The advancement of technology continually assists humans in their daily lives. These can include products like mobile phones or medical innovations like the “Smart Toilet”. A new iteration of the smart toilet is being developed by Stanford University, which will use a sequence of sensors and cameras to determine your “Anal Footprint”. Data will be collected on bodily waste to locate potential medical issues that require the assistance of healthcare professionals.
Identifying the user of these smart toilets will be maintained through the “Anal Footprint”. This means multiple individuals in one household can operate the toilet. Stanford University announced their latest project through the Nature Biomedical Engineering Journal, with the scientific community intrigued with what these smart toilet can offer consumers. It should be noted that whenever the “Anal Footprint Smart Toilet” is released to retailers, the associated cost will be substantial.
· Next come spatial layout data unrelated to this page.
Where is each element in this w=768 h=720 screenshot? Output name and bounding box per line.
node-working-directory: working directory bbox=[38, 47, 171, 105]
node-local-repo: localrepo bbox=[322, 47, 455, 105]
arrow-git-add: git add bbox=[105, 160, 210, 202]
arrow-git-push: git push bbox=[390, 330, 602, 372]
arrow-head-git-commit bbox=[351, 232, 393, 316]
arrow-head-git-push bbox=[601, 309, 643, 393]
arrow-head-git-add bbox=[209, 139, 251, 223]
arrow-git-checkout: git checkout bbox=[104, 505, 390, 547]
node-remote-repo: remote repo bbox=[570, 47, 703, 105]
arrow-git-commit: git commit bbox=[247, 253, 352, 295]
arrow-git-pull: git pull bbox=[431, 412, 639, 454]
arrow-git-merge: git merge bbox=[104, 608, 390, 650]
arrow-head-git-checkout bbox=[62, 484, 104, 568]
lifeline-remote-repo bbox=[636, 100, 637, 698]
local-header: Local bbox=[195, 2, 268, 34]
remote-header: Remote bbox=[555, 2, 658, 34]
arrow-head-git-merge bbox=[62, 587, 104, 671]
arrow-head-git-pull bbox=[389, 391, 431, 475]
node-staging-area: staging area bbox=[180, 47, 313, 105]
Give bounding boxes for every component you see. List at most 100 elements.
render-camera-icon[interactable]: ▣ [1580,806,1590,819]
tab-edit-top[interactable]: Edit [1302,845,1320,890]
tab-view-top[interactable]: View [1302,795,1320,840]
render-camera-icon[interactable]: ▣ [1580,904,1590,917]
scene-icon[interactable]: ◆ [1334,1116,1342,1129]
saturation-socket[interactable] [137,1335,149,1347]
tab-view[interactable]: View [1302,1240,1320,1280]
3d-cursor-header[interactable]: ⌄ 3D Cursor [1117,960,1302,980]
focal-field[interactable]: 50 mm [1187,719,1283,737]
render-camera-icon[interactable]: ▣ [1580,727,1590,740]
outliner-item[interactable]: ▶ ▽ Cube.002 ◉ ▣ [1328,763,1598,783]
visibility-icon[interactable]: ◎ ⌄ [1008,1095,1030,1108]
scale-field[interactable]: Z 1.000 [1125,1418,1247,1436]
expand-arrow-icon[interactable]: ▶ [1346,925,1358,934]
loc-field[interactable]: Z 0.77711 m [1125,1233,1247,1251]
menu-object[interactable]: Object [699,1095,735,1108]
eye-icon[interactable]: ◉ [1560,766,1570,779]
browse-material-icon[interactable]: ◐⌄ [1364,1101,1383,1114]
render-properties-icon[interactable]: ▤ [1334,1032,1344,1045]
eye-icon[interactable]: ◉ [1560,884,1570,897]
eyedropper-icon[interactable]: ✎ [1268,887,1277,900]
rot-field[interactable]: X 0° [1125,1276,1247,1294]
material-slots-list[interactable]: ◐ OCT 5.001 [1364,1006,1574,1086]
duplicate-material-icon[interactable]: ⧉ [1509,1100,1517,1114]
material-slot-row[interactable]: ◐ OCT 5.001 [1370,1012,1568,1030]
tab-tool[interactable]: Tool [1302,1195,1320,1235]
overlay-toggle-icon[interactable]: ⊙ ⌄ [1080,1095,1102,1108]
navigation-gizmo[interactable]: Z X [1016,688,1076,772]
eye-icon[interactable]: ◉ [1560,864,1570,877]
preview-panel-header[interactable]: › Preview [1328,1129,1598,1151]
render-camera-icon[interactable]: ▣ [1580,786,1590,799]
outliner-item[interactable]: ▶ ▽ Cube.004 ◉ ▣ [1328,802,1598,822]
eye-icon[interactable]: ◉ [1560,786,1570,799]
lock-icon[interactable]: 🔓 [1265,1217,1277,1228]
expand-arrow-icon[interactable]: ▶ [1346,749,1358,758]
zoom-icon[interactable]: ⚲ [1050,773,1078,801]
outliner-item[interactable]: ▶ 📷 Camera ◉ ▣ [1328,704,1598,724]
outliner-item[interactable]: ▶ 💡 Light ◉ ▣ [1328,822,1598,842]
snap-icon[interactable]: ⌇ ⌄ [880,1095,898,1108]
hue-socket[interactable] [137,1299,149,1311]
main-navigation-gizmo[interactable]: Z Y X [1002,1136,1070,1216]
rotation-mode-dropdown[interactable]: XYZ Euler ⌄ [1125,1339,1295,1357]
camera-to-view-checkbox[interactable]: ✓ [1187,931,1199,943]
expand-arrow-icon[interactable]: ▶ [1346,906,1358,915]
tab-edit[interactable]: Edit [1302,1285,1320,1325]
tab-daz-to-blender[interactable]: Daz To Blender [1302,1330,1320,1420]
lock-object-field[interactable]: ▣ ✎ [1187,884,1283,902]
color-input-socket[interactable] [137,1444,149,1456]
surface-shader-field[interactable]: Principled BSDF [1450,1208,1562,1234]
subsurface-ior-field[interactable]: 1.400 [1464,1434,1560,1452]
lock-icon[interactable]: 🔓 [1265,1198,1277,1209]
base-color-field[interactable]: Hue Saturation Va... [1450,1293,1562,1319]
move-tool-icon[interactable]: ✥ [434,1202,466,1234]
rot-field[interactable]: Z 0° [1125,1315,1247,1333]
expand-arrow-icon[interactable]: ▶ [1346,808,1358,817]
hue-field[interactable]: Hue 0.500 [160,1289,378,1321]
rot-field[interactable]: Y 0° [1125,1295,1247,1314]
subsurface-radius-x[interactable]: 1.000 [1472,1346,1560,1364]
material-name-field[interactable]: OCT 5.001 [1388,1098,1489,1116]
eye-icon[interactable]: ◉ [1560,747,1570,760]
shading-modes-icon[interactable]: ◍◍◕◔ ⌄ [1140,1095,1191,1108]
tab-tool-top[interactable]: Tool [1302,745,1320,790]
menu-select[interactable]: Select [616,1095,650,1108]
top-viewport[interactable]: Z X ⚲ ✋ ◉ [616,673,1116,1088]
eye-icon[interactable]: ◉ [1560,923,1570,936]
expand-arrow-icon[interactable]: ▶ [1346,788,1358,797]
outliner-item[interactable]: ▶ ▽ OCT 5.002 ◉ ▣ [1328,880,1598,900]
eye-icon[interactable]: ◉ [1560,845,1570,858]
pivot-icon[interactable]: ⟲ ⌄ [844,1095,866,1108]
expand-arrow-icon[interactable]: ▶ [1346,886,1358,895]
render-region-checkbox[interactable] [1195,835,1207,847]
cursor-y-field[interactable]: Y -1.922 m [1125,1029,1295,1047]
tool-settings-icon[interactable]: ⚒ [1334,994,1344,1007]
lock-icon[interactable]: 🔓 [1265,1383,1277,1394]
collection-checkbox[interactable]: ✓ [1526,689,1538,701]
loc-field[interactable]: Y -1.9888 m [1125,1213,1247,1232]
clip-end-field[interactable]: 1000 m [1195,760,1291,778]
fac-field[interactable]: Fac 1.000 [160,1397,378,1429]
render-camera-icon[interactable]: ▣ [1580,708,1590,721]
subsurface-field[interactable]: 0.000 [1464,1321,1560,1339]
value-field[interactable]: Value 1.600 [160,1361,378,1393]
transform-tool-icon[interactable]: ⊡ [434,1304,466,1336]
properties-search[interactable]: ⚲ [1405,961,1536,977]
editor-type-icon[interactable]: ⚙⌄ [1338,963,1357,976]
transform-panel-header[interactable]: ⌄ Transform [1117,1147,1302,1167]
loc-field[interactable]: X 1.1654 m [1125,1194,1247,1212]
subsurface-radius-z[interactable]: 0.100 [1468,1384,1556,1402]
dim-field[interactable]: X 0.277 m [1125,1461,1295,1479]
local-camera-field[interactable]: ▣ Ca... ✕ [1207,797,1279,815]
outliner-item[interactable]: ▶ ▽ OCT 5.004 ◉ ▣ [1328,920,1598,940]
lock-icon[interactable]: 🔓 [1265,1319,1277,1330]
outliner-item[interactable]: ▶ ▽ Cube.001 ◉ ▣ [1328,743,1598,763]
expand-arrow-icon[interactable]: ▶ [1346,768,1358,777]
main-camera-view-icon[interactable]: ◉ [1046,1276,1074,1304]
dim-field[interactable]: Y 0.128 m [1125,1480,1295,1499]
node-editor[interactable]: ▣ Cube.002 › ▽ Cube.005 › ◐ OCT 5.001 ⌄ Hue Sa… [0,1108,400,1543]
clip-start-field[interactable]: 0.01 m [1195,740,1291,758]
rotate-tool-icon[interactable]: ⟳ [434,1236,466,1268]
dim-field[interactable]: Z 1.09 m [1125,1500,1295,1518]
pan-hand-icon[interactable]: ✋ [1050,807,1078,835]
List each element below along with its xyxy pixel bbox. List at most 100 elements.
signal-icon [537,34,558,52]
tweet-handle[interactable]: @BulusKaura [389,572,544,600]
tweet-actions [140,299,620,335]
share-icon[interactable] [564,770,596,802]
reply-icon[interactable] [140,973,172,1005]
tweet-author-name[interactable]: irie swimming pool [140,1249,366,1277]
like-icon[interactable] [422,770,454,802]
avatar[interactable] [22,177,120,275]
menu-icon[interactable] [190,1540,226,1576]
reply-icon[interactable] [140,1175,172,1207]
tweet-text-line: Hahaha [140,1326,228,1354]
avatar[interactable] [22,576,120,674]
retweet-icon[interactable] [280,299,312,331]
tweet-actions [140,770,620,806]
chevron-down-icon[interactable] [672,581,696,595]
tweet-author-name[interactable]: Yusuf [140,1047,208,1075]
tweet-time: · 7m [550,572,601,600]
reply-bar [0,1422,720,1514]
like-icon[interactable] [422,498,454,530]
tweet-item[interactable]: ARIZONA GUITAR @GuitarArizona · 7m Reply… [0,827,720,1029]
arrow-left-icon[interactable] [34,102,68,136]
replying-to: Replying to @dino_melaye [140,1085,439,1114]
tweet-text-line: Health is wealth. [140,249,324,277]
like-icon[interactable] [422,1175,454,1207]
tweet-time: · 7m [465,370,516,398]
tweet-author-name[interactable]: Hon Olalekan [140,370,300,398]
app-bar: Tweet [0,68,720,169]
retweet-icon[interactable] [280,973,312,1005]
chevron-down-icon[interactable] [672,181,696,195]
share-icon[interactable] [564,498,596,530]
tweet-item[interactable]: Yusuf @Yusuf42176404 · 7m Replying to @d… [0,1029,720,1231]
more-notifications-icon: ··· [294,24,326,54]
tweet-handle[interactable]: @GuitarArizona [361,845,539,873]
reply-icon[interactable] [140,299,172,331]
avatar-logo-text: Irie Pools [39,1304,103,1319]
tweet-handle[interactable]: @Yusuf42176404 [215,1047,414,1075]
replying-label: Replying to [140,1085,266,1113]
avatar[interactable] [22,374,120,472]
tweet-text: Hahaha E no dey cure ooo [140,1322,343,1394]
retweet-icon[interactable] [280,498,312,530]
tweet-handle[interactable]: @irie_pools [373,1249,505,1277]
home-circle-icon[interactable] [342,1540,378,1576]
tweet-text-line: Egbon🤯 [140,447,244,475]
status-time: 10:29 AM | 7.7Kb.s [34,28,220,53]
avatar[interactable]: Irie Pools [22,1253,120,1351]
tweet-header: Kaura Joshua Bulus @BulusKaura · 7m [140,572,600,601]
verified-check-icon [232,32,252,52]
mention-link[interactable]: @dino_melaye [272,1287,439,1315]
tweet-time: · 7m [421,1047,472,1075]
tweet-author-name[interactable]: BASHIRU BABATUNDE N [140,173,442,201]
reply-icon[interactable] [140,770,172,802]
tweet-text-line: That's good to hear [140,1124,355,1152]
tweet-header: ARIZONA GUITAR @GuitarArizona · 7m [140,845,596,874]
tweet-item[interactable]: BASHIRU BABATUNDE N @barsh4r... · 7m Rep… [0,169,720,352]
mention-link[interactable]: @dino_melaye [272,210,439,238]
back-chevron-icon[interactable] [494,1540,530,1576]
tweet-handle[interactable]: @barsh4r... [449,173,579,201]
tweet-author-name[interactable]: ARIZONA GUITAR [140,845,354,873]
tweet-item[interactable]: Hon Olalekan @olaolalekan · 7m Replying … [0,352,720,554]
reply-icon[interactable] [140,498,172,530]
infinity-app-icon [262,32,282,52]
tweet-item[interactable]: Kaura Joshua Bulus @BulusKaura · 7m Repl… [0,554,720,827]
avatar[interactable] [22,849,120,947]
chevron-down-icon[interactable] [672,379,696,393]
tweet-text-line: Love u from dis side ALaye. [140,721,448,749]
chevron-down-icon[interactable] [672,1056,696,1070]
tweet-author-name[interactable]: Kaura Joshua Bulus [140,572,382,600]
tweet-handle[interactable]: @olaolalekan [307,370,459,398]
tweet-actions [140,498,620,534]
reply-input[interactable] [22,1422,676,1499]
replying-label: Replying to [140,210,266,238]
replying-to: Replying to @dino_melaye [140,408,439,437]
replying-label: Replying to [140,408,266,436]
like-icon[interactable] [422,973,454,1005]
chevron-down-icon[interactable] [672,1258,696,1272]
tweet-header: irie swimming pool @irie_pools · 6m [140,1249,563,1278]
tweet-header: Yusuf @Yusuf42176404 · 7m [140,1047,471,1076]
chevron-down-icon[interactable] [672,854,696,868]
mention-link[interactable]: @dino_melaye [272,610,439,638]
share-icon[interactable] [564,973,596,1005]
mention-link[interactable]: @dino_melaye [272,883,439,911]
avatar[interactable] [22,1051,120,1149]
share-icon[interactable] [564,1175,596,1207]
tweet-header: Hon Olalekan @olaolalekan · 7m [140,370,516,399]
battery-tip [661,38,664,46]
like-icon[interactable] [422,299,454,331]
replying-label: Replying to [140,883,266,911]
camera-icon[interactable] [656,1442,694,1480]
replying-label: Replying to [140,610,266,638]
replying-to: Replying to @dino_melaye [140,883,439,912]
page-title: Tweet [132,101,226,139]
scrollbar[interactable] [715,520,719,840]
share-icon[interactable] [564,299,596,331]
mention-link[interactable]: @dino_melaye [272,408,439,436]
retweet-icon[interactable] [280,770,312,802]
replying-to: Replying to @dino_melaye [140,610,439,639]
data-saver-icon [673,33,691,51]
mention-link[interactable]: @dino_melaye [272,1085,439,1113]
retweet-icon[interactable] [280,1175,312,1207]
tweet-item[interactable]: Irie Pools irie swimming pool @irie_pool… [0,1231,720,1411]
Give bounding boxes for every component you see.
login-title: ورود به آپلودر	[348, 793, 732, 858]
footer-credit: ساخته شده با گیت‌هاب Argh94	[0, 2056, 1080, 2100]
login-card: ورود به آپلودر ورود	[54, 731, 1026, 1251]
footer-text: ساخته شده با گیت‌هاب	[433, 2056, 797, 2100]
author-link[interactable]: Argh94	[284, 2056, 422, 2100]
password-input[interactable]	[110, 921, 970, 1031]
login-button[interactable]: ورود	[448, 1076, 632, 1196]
Researchers with Stanford University were compiling data on the human body when it was noted that the anus has 35/37 Creases. These creases act like fingerprints and will allow the AFST to determine who is using the smart toilet. When it applies to the medical capabilities, the sensors and cameras assist a miniaturized computer in determining health concerns within the body. It should be noted that Stanford University anticipates releasing a modular version of this technology, which could be placed onto any standard toilet.
Motion Sensors will locate urine streams from consumers, analyzing the data with medical sensors to ensure that flow rates are consistent with a healthy body. Similar technologies are improved when it applies to bodily waste, ensuring that the excrement doesn’t have any harmful bacteria that could cause sicknesses. Technologies of this nature weren’t possible five years ago; it’ll be interesting to see what’s capable with Stanford Universities technology over the next decade. Smart toilets could become our go-to for self-evaluations.
It should be noted that studies were conducted for a prolonged period with Stanford University. Throughout six months, stool and urine samples were collected for research purposes. Algorithms were built to assist these medical and motion sensors. Over the six months, flow rates and medical reports on bodily waste were comprised. Data was compressed, and today a workable product is maintained.